The randomized, controlled study compared the therapeutic efficacy and safety of two paromomycin-containing topical preparations with the gold treatment standard, meglumine antimoniate, and with each other in 120 Ecuadorian patients with ulcerated lesions. The two paromomycin treatment comparisons were double-blinded. Group 1 (n = 14) received 15% paromomycin plus 12% methylbenzonium chloride (PR-MBCL) dissolved in a soft white paraffin base, applied twice daily for 30 days. Group 2 (n = 40) was also treated for 30 days with 15% paromomycin plus 10% urea (PR-U) dissolved in the same paraffin base. Group 3 (n = 40) received 20mg/kg/day of IM meglumine antimoniate (MA) for 10 days as per Ecuadorian Ministry of Public Health recommendations at the time of the study. The 10-day treatment was completed by 90% of the MA group compared to 72.5% of the PR-MBCL (X2 = 4.0, P = 0.045) and 75% of the PM-U (X2 = 3.1, P > 0.05) groups whose treatment regime lasted 20 days longer than the MA treatment. Post-treatment lesion burning, redness, inflammation, and soreness were more common in the two paromomycin groups compared to MA group (P < 0.05). The frequency of treatment-related side effects in the two paromomycin groups was similar. Six weeks after the start of treatment, 80.6% of MA subjects were clinically cured compared to 48.3% in the PR-MBCL (X2 = 6.1, P = 0.014) and 40% in the PM-U groups (X2 = 12.6, P = 0.002).

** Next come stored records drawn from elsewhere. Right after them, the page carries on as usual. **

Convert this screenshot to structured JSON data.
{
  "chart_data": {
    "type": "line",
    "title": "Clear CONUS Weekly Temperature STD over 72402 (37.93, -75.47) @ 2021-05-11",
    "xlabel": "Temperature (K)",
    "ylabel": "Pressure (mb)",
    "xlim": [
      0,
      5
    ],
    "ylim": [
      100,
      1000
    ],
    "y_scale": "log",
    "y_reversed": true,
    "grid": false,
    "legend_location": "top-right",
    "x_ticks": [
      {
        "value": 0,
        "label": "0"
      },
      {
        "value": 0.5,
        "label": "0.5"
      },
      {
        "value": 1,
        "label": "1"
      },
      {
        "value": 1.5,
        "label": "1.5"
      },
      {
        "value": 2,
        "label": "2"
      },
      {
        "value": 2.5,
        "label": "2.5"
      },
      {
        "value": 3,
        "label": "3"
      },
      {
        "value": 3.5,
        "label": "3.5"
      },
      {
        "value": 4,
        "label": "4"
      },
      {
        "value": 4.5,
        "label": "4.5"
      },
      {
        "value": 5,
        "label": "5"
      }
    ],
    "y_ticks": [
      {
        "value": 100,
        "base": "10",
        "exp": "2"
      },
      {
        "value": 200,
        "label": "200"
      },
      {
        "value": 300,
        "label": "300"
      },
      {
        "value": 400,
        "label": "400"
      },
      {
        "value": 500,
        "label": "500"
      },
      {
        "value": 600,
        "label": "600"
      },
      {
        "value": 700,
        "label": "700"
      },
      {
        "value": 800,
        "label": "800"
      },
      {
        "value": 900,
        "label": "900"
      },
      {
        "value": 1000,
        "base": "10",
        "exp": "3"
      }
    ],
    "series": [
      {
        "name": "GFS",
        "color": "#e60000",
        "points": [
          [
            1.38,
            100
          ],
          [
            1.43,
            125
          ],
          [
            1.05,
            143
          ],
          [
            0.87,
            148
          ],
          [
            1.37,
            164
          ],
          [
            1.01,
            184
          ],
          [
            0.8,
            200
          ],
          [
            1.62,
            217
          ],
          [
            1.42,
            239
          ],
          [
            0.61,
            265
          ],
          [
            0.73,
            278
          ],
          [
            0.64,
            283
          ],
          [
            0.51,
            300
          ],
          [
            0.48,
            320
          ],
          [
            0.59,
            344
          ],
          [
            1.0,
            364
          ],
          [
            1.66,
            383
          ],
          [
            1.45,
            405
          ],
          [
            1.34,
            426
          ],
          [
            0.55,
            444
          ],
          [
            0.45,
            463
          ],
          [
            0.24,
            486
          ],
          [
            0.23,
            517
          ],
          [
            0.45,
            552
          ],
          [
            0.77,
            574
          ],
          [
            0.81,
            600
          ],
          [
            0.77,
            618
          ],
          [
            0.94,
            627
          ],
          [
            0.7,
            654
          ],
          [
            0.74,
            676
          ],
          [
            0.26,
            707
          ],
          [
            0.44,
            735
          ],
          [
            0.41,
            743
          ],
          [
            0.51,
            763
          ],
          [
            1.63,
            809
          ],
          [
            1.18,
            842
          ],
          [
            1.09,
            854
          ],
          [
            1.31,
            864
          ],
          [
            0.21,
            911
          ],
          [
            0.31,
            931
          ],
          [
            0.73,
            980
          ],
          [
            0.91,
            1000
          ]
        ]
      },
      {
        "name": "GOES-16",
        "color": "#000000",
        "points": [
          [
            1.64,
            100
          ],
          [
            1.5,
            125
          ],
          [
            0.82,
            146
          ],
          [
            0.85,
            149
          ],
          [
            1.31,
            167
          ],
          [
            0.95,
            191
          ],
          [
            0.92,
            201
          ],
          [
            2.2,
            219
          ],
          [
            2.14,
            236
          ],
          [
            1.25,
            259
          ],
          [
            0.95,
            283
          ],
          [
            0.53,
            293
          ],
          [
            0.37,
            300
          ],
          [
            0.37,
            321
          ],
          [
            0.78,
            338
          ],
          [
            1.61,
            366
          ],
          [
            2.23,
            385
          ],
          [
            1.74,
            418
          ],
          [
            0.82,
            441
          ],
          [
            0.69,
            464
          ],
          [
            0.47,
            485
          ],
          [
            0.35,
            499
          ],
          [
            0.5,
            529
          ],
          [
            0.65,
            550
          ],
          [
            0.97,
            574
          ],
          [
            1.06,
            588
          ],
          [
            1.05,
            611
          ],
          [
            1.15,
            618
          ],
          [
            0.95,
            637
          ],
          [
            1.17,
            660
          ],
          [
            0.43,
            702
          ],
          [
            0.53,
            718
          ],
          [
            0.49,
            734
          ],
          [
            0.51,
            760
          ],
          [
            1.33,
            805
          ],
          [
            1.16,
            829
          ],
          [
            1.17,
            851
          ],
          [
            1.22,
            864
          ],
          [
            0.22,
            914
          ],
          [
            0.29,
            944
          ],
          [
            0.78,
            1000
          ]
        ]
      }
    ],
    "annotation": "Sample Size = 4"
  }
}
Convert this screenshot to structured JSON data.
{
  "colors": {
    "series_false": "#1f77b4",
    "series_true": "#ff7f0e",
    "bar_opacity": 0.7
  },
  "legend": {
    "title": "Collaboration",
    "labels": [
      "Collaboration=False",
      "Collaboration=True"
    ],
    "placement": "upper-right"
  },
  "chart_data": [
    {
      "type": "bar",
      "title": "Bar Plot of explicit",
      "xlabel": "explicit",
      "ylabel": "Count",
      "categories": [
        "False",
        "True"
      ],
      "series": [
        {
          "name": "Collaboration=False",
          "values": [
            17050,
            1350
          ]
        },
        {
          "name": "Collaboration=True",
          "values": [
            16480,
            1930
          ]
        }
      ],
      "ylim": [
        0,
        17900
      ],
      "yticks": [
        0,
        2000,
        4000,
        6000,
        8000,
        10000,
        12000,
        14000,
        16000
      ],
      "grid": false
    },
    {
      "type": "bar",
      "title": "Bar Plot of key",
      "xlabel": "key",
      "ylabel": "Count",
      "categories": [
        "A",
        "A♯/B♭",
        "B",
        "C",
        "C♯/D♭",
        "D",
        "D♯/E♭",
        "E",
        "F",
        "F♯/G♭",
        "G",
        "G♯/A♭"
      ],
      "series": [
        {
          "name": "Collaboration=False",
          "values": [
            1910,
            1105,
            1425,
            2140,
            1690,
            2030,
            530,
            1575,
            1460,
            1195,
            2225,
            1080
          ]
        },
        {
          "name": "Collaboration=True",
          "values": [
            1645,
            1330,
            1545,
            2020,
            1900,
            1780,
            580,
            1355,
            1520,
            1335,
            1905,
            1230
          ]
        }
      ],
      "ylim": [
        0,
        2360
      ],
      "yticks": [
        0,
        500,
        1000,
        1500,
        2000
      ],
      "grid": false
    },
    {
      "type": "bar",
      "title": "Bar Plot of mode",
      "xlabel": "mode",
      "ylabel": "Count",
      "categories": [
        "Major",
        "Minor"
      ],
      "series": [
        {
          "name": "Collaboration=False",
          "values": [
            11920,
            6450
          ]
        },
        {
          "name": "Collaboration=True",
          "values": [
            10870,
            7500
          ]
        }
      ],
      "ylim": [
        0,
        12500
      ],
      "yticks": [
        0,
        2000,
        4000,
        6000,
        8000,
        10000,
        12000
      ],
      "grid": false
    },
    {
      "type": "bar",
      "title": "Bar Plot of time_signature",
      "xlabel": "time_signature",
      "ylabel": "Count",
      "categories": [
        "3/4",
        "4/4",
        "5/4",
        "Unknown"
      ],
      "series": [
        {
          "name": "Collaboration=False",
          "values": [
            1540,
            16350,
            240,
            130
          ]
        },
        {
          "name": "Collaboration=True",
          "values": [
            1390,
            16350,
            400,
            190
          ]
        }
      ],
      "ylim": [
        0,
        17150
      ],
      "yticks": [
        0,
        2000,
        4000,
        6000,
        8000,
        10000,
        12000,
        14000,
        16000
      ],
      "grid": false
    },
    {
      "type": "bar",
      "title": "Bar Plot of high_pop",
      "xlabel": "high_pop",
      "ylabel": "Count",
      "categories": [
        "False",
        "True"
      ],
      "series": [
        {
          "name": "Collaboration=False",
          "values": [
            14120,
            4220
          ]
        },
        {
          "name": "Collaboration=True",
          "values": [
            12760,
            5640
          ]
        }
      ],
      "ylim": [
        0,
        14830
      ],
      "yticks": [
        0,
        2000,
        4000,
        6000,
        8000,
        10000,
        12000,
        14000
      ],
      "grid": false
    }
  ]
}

By 12 weeks, the proportion of clinically cured subjects in the MA (91.7%) compared to PM-MBCL (79.3%) or PM-U (70%) groups was not significantly different (P > 0.05). MA-treated subjects clinically cured by 12 weeks had a faster mean healing time (29.5 +/- 12.2 days) compared to those in the PM-MBCL (versus 43.1 +/- 14.4 days, t = -3.7, P = 0.001) or PR-U groups (43.5 +/- 17 days; t = -3.2, P = 0.002). During the 48-week post-treatment follow-up period, infection reactivation was observed in 15.2% of the MA subjects compared to 17.4% in the PM-MBCL and 10.5% PM-U of subjects diagnosed as clinically healed by 12 weeks (P > 0.05). The results suggest that although the time required for the clinical healing of ulcerated lesions takes longer, topical paromomycin may be an acceptable therapeutic alternative in endemic areas where meglumine antimoniate is not available, is too costly or medically contraindicated.